In ParallelForwardPolymorphic and SequentialForwardPolymorphic, remote links are resolved by calling layer.Network.GetLayer(branch.TargetZ, ...) and dispatching the resolved layer pointer.

The GPU Dispatch Path

When n.UseGPU = true, the training loop calls ctx.DispatchForwardLayer(l, batchSize, curBuf, preBuf) instead of DispatchLayer. This function is in wgpu_forward.go and routes to the appropriate WGSL compute shader based on l.Type.
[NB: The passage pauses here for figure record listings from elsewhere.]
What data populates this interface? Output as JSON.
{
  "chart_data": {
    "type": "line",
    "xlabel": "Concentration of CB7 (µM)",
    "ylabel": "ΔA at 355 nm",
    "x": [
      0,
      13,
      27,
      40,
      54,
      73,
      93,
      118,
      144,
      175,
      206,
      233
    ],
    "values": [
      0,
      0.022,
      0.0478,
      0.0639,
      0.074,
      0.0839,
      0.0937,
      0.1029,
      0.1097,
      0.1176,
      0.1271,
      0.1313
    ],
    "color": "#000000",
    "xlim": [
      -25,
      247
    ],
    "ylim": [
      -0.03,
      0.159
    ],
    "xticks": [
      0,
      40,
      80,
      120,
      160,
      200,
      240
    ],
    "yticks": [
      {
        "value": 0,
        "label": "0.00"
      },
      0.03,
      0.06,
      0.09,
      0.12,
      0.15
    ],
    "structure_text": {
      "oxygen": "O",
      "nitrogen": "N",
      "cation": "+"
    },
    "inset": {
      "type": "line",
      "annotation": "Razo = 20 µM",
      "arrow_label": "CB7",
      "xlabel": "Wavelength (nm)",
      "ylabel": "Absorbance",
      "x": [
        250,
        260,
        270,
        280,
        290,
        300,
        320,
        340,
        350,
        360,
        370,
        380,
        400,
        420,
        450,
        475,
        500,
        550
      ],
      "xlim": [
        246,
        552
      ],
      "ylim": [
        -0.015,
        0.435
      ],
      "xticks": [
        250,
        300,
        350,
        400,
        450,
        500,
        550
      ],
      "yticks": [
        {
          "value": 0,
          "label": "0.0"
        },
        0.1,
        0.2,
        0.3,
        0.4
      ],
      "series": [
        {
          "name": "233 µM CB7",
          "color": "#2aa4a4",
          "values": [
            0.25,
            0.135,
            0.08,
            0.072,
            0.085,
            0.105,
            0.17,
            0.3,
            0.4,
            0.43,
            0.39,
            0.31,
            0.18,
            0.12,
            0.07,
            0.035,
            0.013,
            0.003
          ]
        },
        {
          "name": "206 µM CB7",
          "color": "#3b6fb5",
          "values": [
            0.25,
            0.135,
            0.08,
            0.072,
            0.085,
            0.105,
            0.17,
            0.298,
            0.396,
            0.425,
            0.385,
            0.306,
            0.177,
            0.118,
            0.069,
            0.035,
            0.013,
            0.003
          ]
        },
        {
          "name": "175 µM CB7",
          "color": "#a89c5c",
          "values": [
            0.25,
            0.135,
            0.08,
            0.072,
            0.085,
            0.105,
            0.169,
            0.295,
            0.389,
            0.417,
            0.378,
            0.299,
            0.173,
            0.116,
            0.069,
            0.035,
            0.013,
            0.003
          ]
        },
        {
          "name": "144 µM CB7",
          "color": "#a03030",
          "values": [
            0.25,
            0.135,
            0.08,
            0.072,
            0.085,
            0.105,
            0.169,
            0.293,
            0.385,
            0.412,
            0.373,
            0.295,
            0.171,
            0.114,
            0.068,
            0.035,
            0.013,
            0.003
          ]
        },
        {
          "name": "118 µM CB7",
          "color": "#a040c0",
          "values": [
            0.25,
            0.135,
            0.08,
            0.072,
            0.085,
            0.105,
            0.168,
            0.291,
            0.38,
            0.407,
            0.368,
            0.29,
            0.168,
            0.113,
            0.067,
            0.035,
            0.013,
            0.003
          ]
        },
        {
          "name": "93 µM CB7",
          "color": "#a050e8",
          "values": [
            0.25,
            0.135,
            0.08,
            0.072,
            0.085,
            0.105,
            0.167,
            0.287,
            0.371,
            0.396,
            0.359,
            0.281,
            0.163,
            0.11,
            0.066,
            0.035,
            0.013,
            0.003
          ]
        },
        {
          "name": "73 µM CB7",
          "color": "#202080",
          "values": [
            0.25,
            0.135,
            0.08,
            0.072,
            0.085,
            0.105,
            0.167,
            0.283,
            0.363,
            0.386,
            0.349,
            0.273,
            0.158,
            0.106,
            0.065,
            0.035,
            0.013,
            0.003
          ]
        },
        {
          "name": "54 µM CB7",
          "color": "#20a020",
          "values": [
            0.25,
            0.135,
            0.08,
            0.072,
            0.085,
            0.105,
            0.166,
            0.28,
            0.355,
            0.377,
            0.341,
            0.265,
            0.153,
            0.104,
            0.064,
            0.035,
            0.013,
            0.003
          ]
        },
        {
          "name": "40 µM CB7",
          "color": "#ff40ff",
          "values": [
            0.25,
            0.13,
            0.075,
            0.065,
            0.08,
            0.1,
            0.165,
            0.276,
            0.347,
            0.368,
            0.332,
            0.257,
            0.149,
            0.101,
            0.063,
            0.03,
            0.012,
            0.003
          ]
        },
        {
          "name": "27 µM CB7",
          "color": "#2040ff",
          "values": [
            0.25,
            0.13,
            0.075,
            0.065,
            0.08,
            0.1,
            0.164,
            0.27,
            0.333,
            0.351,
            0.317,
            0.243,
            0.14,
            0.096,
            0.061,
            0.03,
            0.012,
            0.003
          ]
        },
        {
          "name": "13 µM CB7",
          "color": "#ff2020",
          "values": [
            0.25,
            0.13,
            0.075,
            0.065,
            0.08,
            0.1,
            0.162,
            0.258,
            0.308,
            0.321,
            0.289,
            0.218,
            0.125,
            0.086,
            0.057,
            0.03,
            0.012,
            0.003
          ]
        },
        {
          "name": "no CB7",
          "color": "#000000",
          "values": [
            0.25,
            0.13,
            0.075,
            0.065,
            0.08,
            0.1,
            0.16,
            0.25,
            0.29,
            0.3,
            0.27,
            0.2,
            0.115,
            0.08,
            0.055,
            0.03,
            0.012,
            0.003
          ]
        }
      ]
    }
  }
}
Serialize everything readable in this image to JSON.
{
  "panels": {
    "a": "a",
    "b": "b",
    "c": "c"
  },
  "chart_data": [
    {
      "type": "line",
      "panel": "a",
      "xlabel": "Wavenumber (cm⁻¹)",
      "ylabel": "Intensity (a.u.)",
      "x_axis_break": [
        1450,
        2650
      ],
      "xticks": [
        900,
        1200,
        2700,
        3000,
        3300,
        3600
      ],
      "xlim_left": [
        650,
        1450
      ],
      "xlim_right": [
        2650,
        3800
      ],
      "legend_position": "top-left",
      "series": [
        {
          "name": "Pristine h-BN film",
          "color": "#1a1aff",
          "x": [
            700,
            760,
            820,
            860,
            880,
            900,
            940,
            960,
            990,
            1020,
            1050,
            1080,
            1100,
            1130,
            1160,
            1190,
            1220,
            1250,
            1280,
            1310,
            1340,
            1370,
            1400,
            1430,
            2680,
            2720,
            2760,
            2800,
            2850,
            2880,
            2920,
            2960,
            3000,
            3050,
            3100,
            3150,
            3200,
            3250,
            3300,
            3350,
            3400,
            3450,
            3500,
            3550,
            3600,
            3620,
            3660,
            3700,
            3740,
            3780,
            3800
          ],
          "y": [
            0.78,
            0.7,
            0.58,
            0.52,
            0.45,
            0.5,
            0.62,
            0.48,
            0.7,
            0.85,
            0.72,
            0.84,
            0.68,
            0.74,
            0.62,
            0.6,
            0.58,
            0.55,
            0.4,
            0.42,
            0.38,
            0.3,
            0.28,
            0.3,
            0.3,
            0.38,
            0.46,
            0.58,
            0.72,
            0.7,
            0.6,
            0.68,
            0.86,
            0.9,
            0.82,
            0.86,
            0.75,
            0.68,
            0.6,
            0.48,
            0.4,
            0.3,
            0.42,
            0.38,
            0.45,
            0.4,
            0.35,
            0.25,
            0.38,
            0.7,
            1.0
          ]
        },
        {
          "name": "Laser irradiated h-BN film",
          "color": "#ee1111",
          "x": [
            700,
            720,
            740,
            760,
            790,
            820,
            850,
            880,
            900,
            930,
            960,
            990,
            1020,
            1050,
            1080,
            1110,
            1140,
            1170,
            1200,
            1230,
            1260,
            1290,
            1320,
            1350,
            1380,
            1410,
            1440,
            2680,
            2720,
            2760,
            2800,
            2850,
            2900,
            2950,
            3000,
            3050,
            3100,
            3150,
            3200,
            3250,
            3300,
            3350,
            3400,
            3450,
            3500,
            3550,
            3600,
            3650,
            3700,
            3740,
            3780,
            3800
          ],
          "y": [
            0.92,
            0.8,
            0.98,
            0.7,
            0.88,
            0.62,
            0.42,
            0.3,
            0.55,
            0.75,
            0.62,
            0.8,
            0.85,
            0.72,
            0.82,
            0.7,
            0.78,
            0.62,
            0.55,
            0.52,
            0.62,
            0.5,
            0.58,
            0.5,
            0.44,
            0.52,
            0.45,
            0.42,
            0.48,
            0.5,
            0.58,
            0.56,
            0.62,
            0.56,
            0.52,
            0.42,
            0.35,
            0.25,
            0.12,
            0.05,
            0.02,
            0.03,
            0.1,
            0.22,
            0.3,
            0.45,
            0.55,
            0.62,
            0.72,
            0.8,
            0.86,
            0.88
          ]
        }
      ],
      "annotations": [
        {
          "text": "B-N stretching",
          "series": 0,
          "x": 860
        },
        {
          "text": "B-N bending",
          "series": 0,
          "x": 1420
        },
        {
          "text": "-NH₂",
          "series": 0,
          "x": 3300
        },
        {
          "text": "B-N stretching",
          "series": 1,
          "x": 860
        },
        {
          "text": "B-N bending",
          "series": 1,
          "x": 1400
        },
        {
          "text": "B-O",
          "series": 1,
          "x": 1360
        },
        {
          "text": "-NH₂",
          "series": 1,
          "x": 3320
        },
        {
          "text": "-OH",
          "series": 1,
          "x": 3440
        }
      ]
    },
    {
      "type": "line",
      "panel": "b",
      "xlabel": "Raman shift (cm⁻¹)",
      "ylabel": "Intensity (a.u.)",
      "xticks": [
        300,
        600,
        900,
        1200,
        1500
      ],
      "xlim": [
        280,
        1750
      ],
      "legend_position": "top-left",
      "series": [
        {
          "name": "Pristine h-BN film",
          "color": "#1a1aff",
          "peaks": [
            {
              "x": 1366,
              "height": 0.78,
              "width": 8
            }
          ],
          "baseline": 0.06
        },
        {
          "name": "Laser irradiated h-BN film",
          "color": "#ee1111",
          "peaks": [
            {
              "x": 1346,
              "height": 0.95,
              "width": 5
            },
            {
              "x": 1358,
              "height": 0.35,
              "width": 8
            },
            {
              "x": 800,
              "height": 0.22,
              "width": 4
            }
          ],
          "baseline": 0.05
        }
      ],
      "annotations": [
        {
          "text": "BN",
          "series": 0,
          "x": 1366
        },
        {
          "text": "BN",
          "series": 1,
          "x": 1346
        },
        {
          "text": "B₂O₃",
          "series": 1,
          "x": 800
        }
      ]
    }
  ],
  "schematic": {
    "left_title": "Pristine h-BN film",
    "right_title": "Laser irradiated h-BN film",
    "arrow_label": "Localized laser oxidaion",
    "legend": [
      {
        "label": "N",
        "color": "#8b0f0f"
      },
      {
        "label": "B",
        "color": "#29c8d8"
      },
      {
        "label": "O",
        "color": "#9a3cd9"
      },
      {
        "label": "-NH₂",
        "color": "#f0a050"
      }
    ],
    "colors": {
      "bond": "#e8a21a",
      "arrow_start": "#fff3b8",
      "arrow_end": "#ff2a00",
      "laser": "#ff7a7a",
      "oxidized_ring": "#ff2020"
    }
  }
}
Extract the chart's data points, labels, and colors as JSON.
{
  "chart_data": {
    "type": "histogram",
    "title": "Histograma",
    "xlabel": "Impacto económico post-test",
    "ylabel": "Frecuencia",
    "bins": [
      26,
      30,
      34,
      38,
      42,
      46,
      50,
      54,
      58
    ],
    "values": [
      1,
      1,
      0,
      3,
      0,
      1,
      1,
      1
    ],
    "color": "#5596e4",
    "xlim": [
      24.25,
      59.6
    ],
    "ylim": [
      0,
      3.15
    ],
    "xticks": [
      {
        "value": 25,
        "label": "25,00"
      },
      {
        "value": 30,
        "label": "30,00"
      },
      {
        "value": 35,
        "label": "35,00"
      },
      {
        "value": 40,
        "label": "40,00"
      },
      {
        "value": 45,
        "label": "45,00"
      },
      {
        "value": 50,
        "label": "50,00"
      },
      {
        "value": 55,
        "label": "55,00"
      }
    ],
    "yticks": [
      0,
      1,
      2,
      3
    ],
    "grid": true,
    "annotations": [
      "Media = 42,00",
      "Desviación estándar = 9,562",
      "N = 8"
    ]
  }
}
The same dispatcher philosophy applies: one function, one switch, explicit routing. The difference is that inputs and outputs are *wgpu.Buffer handles in VRAM rather than *Tensor[T] in RAM.

trainBatchWGPU:

  BeginFrame()  ← create shared CommandEncoder
     │
     ├── for each layer forward:
     │   └── ctx.DispatchForwardLayer(l, ...) ← records into encoder
     │
     ├── DispatchMSEGradPartialLoss(...)       ← records into encoder
     │
     ├── for each layer backward (reverse):
     │   ├── ctx.DispatchActivationBackward(...)
     │   ├── ctx.DispatchBackwardLayer(l, ...)
     │   └── ctx.DispatchApplyGradients(...)
     │
  FlushFrame()  ← ONE submit for entire forward + backward + weight update
     │
  ReadBuffer(partialsBuf) ← only reads back tiny loss scalars

This single-submission design reduces Go-to-GPU driver overhead from ~150+ round trips per batch to exactly 1.

Disabled Layers

Setting layer.IsDisabled = true causes both ForwardPolymorphic and StepForward to skip the layer entirely. In StepForward, a disabled layer passes its input buffer through to NextBuffer unchanged. This is the mechanism for implementing sparse MoE expert activation — gate layers can conditionally disable branches.